The Japanese government and industrial heavyweights have warned the Albanese government that its climate policies could affect international relations, following new rules that require new Australian gas projects to have net-zero emissions.
These fears were exacerbated late last year after the federal government intervened in the domestic gas market, slapping price controls on local gas supplies and threatening to invoke unprecedented export controls if Australia’s LNG exporters did not comply.
The move prompted accusations from one of Japan’s most senior business leaders, energy giant Inpex’s chief executive Takayuki Ueda, that Australia was “quietly quitting” the gas industry.
In an address to a private function in Parliament House in March — attended by Farrell, senior bureaucrats and industry leaders — Ueda warned of the “potentially very sinister consequences” that Russia, China and Iran would likely fill any void created by Australia, an outcome that would represent a “direct threat” to peace and stability in the region.
Following Ueda’s intervention, Bowen visited Japan in July and made a speech to calm fears that the Albanese government’s upgraded climate targets would disrupt gas exports.
New gas projects would be able to offset their emissions, enabling increases in production while projects meet climate goals, Bowen argued, while promoting the prospects for bilateral cooperation in clean energy exports like hydrogen.
In comments before Sunday’s meeting, Bowen said Australia and Japan could strengthen their national security by working together to increase action on climate change and energy security.
“We can build new economic opportunities that will increase energy trade, drive down power prices in both of our countries and put us back on track to reaching net-zero emissions by 2050,” Bowen said.
Japanese investment has been crucial in the development of Australia’s huge coal, iron ore and gas export industries and Japanese companies are currently in partnerships for major production projects on all three commodities.
Resources Minister Madeleine King has already met Nishimura three times since May last year and said Japanese trade and investment was vital to Australia’s economy.
“Japanese investment helped build Australia’s iron ore industry in the 1950s and our LNG industry in the 1980s.
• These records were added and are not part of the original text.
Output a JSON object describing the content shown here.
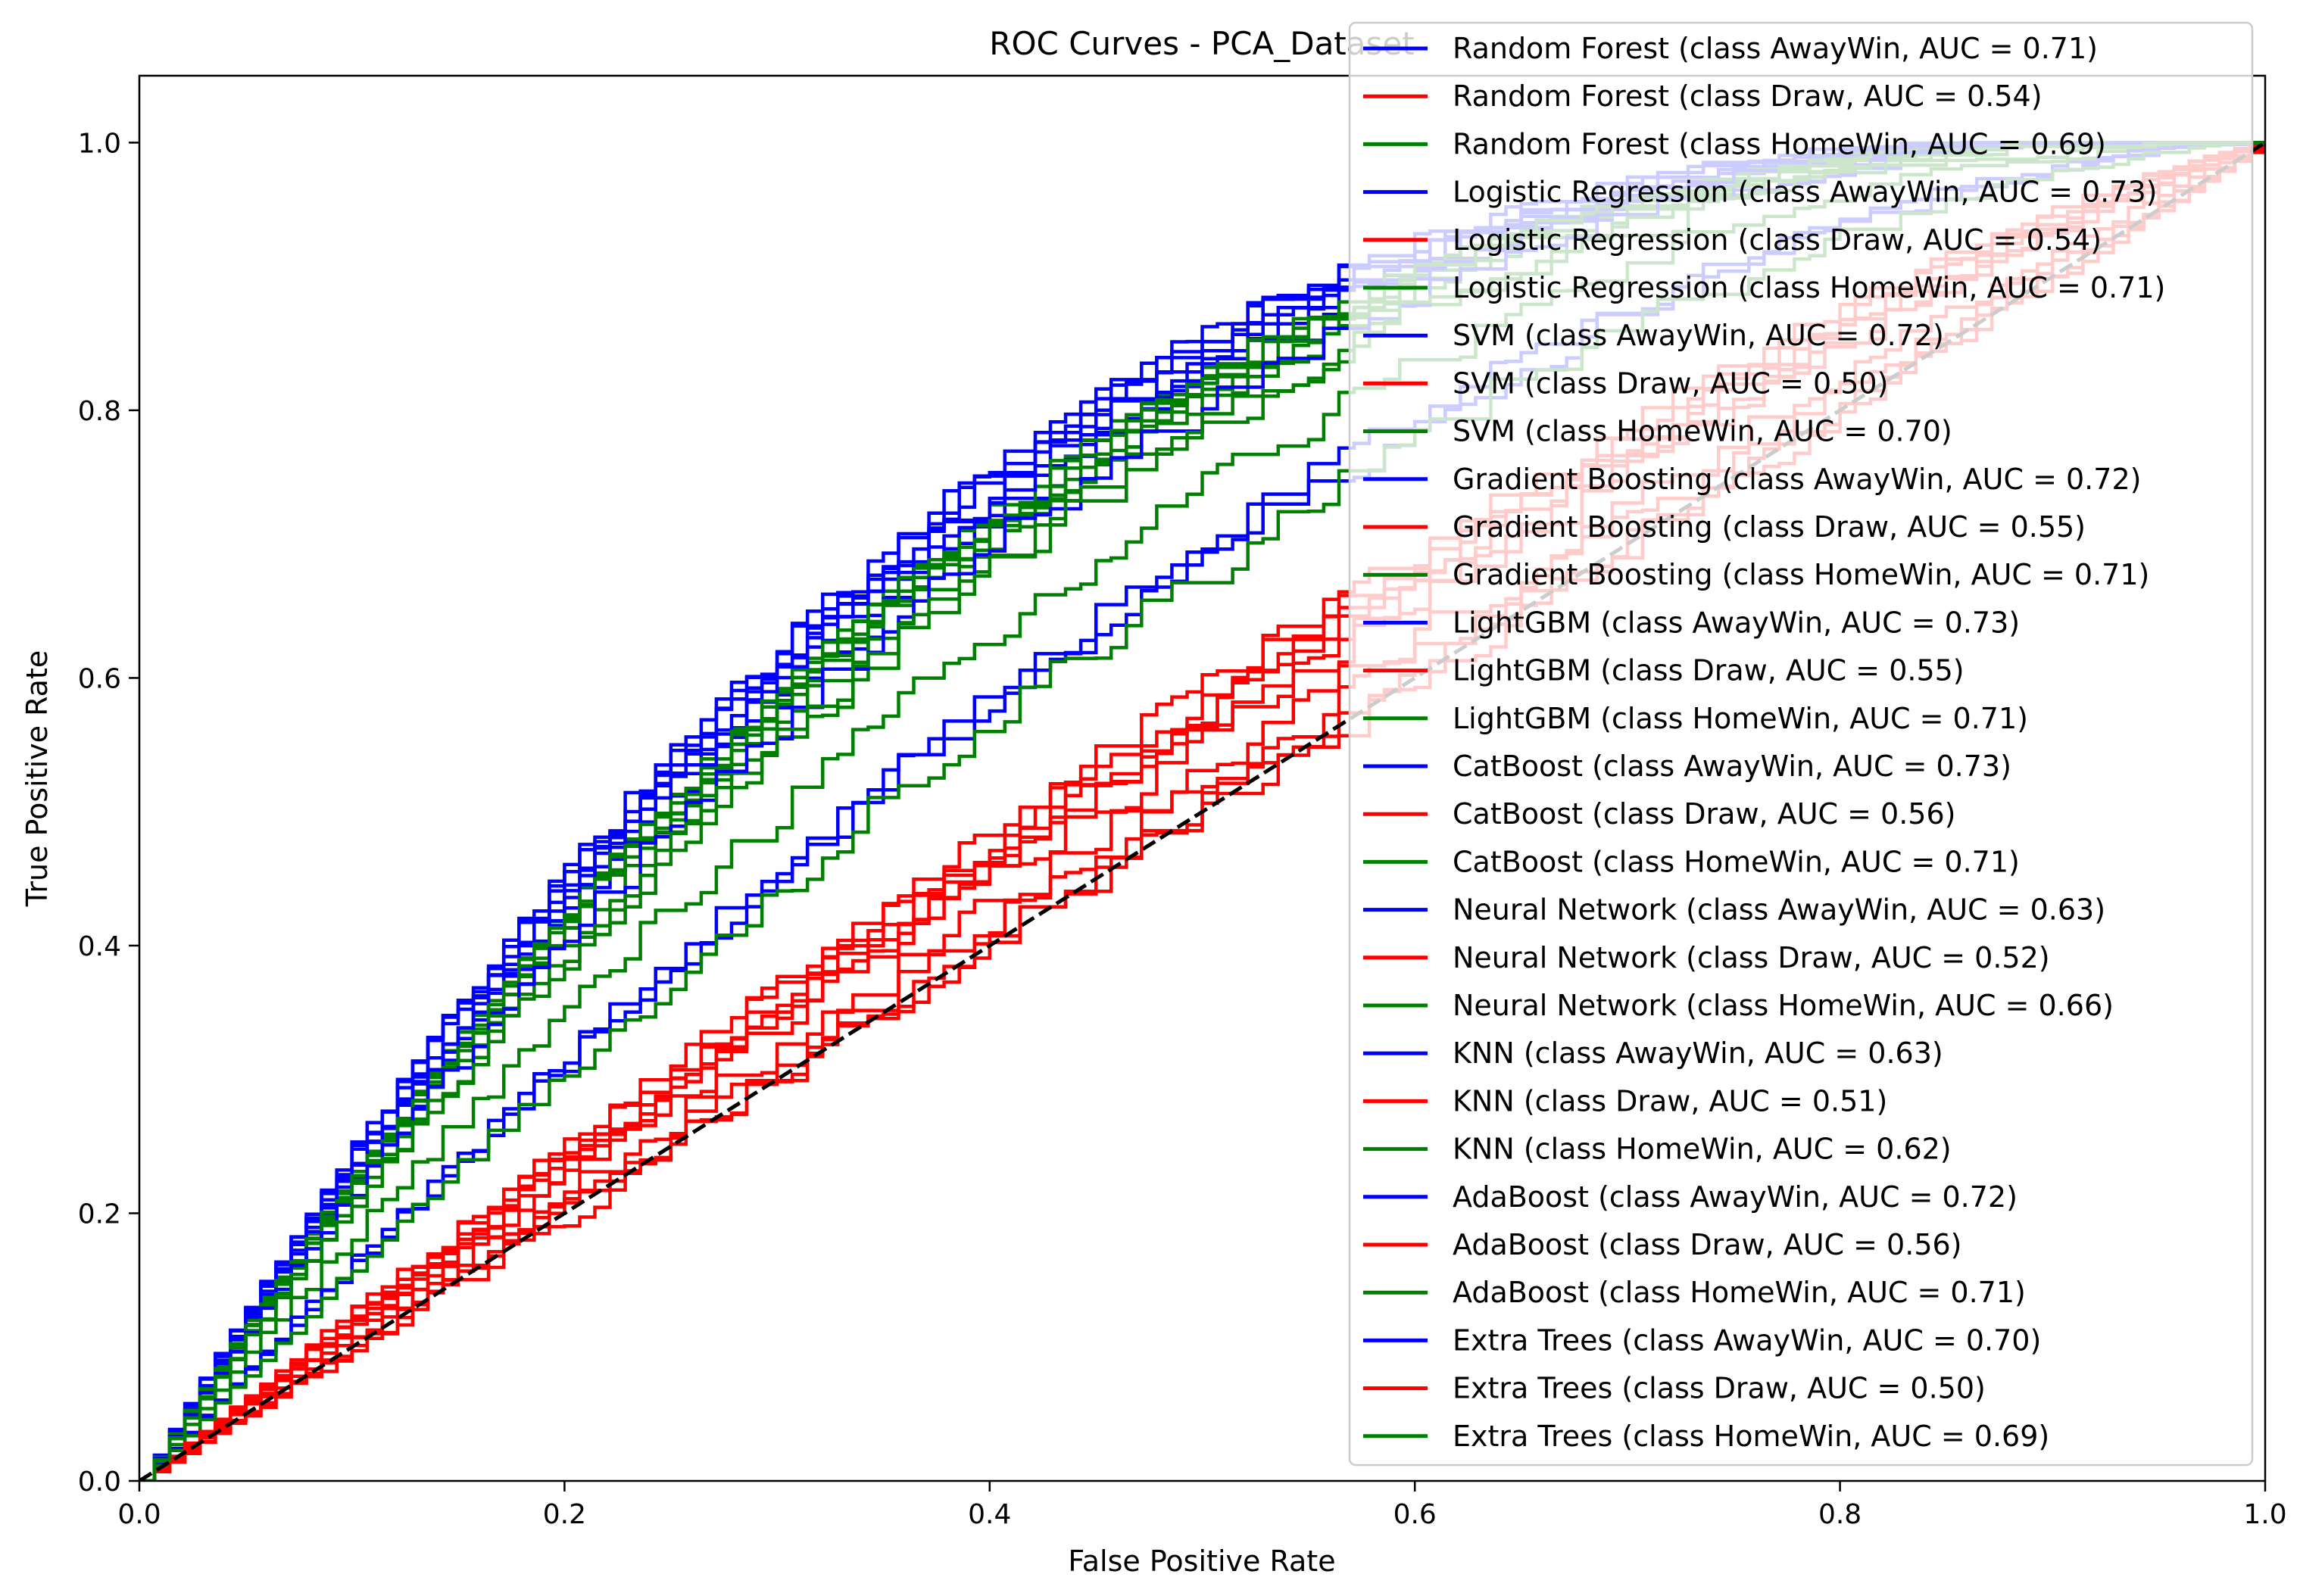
{
  "chart_data": {
    "type": "line",
    "title": "ROC Curves - PCA_Dataset",
    "xlabel": "False Positive Rate",
    "ylabel": "True Positive Rate",
    "xlim": [
      0.0,
      1.0
    ],
    "ylim": [
      0.0,
      1.05
    ],
    "x_ticks": [
      0.0,
      0.2,
      0.4,
      0.6,
      0.8,
      1.0
    ],
    "y_ticks": [
      0.0,
      0.2,
      0.4,
      0.6,
      0.8,
      1.0
    ],
    "x_tick_labels": [
      "0.0",
      "0.2",
      "0.4",
      "0.6",
      "0.8",
      "1.0"
    ],
    "y_tick_labels": [
      "0.0",
      "0.2",
      "0.4",
      "0.6",
      "0.8",
      "1.0"
    ],
    "grid": false,
    "legend_position": "top-right",
    "class_colors": {
      "AwayWin": "#0000ff",
      "Draw": "#ff0000",
      "HomeWin": "#008000"
    },
    "chance_line": {
      "x": [
        0,
        1
      ],
      "y": [
        0,
        1
      ],
      "color": "#000000",
      "style": "dashed"
    },
    "series": [
      {
        "name": "Random Forest (class AwayWin, AUC = 0.71)",
        "model": "Random Forest",
        "class": "AwayWin",
        "auc": 0.71,
        "color": "#0000ff"
      },
      {
        "name": "Random Forest (class Draw, AUC = 0.54)",
        "model": "Random Forest",
        "class": "Draw",
        "auc": 0.54,
        "color": "#ff0000"
      },
      {
        "name": "Random Forest (class HomeWin, AUC = 0.69)",
        "model": "Random Forest",
        "class": "HomeWin",
        "auc": 0.69,
        "color": "#008000"
      },
      {
        "name": "Logistic Regression (class AwayWin, AUC = 0.73)",
        "model": "Logistic Regression",
        "class": "AwayWin",
        "auc": 0.73,
        "color": "#0000ff"
      },
      {
        "name": "Logistic Regression (class Draw, AUC = 0.54)",
        "model": "Logistic Regression",
        "class": "Draw",
        "auc": 0.54,
        "color": "#ff0000"
      },
      {
        "name": "Logistic Regression (class HomeWin, AUC = 0.71)",
        "model": "Logistic Regression",
        "class": "HomeWin",
        "auc": 0.71,
        "color": "#008000"
      },
      {
        "name": "SVM (class AwayWin, AUC = 0.72)",
        "model": "SVM",
        "class": "AwayWin",
        "auc": 0.72,
        "color": "#0000ff"
      },
      {
        "name": "SVM (class Draw, AUC = 0.50)",
        "model": "SVM",
        "class": "Draw",
        "auc": 0.5,
        "color": "#ff0000"
      },
      {
        "name": "SVM (class HomeWin, AUC = 0.70)",
        "model": "SVM",
        "class": "HomeWin",
        "auc": 0.7,
        "color": "#008000"
      },
      {
        "name": "Gradient Boosting (class AwayWin, AUC = 0.72)",
        "model": "Gradient Boosting",
        "class": "AwayWin",
        "auc": 0.72,
        "color": "#0000ff"
      },
      {
        "name": "Gradient Boosting (class Draw, AUC = 0.55)",
        "model": "Gradient Boosting",
        "class": "Draw",
        "auc": 0.55,
        "color": "#ff0000"
      },
      {
        "name": "Gradient Boosting (class HomeWin, AUC = 0.71)",
        "model": "Gradient Boosting",
        "class": "HomeWin",
        "auc": 0.71,
        "color": "#008000"
      },
      {
        "name": "LightGBM (class AwayWin, AUC = 0.73)",
        "model": "LightGBM",
        "class": "AwayWin",
        "auc": 0.73,
        "color": "#0000ff"
      },
      {
        "name": "LightGBM (class Draw, AUC = 0.55)",
        "model": "LightGBM",
        "class": "Draw",
        "auc": 0.55,
        "color": "#ff0000"
      },
      {
        "name": "LightGBM (class HomeWin, AUC = 0.71)",
        "model": "LightGBM",
        "class": "HomeWin",
        "auc": 0.71,
        "color": "#008000"
      },
      {
        "name": "CatBoost (class AwayWin, AUC = 0.73)",
        "model": "CatBoost",
        "class": "AwayWin",
        "auc": 0.73,
        "color": "#0000ff"
      },
      {
        "name": "CatBoost (class Draw, AUC = 0.56)",
        "model": "CatBoost",
        "class": "Draw",
        "auc": 0.56,
        "color": "#ff0000"
      },
      {
        "name": "CatBoost (class HomeWin, AUC = 0.71)",
        "model": "CatBoost",
        "class": "HomeWin",
        "auc": 0.71,
        "color": "#008000"
      },
      {
        "name": "Neural Network (class AwayWin, AUC = 0.63)",
        "model": "Neural Network",
        "class": "AwayWin",
        "auc": 0.63,
        "color": "#0000ff"
      },
      {
        "name": "Neural Network (class Draw, AUC = 0.52)",
        "model": "Neural Network",
        "class": "Draw",
        "auc": 0.52,
        "color": "#ff0000"
      },
      {
        "name": "Neural Network (class HomeWin, AUC = 0.66)",
        "model": "Neural Network",
        "class": "HomeWin",
        "auc": 0.66,
        "color": "#008000"
      },
      {
        "name": "KNN (class AwayWin, AUC = 0.63)",
        "model": "KNN",
        "class": "AwayWin",
        "auc": 0.63,
        "color": "#0000ff"
      },
      {
        "name": "KNN (class Draw, AUC = 0.51)",
        "model": "KNN",
        "class": "Draw",
        "auc": 0.51,
        "color": "#ff0000"
      },
      {
        "name": "KNN (class HomeWin, AUC = 0.62)",
        "model": "KNN",
        "class": "HomeWin",
        "auc": 0.62,
        "color": "#008000"
      },
      {
        "name": "AdaBoost (class AwayWin, AUC = 0.72)",
        "model": "AdaBoost",
        "class": "AwayWin",
        "auc": 0.72,
        "color": "#0000ff"
      },
      {
        "name": "AdaBoost (class Draw, AUC = 0.56)",
        "model": "AdaBoost",
        "class": "Draw",
        "auc": 0.56,
        "color": "#ff0000"
      },
      {
        "name": "AdaBoost (class HomeWin, AUC = 0.71)",
        "model": "AdaBoost",
        "class": "HomeWin",
        "auc": 0.71,
        "color": "#008000"
      },
      {
        "name": "Extra Trees (class AwayWin, AUC = 0.70)",
        "model": "Extra Trees",
        "class": "AwayWin",
        "auc": 0.7,
        "color": "#0000ff"
      },
      {
        "name": "Extra Trees (class Draw, AUC = 0.50)",
        "model": "Extra Trees",
        "class": "Draw",
        "auc": 0.5,
        "color": "#ff0000"
      },
      {
        "name": "Extra Trees (class HomeWin, AUC = 0.69)",
        "model": "Extra Trees",
        "class": "HomeWin",
        "auc": 0.69,
        "color": "#008000"
      }
    ]
  }
}
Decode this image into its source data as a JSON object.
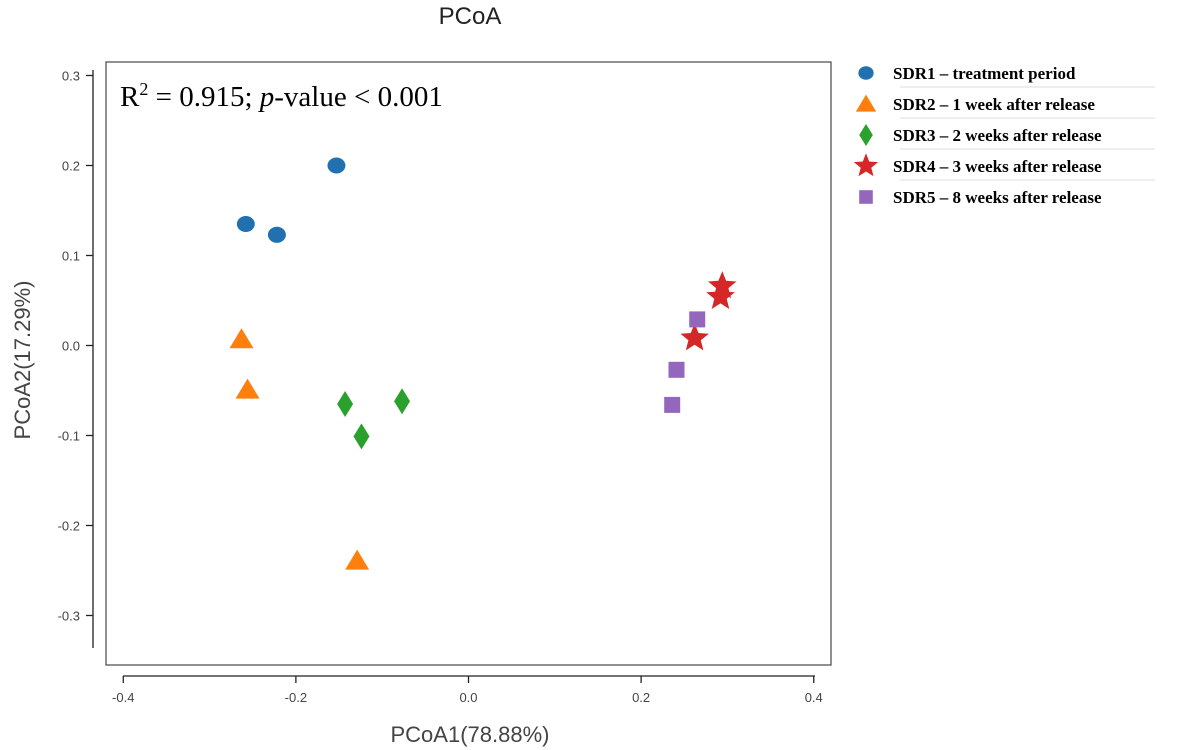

Our economies are joined to one another in a way that few others are,” King said.
The Grattan Institute’s climate and energy program director, Tony Wood, said it was unreasonable for Japan to complain about the Albanese government’s climate policies impacting gas production given that the instrument it was using, the safeguard mechanism, had been on the former Coalition government’s books since 2016.
However, because both nations were committed under the Paris Agreement to increase the efforts to cut greenhouse gases over time – and reach net zero by 2050 – the current dilemma was an opportunity to enhance ties, Wood said.
“The Japanese cannot expect that Australia will just continue to extract gas with the emissions that it generates in Australia and that Japan will continue to burn a lot of it, also generating emissions,” he said. “We both have to agree on what must be the inevitable phasing-out of gas.”
Prime Minister Anthony Albanese, along with Bowen and King, has voiced strong support for the future of the gas export industry.
A shock decision from the Federal Court last month, however, will do nothing to dampen Japanese fears about the challenges of investing in Australian fossil fuels.
A large new gas export project, which could shore up future supplies to Japan, was halted after the court ruled proponent Woodside had not properly consulted traditional owners over its plans to conduct seismic testing at its offshore Scarborough gas field.